I watched a technician spend two hours with an elderly lady who didn’t know what her password was, didn’t speak English well and didn’t really understand what the issue was. Each time they attempted to retrieve or reset a password it would lead them to another email address for which she didn’t have the password. Resetting that password would lead to another impregnable email address and so on and so on until the whole process of non-retrieval circled ouroboros-like back upon itself. But despite not knowing her email password, she was convinced that she couldn’t access her email because her phone was broken. He tried over and over to explain that that was not the case. Halfway through her appointment she forgot the password for her phone and locked herself out of it, which only confirmed to her that the device didn’t work.

After he’d finally got her sorted, he disappeared into the back for a long time. I wonder if the Apple store has a screaming closet in the back. I think I would need it if I worked there.

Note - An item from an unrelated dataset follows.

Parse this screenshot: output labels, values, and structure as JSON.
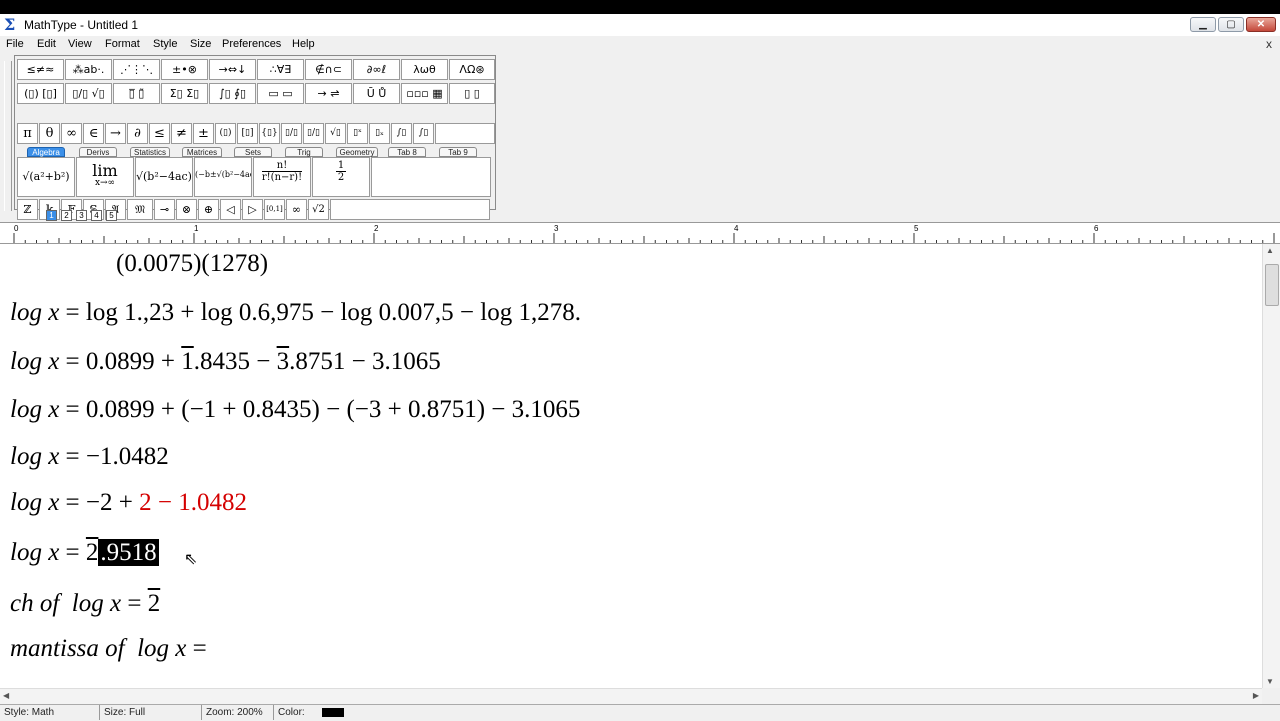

Because I was so close to the door for the back room I got to watch the staff disappear and then magically reappear as normal people through some sort of invisible process. There seemed to be a hand sanitizing station right behind the door because though I couldn’t see it I could see the staff gathering in groups of communal hand wringing and commiseration after touching particularly grotty iPhones.

Staff began to comment on how awesome my desktop image was (nerds!). I was on the receiving end of some playful ribbing about bringing a book along to my appointment. One of the managers stopped by to chat a little. I got a lot of reading done, though in retrospect The Rings of Saturn is a little too dense for Apple store reading, as there’s a little too much distraction for me to concentrate adequately on what I’m reading.

After four hours my blood sugar was dropping so I headed home. I was able to complete the remainder of what needed to be done at home, so now my computer is thankfully working again. I’ve lost some things, but hopefully nothing major.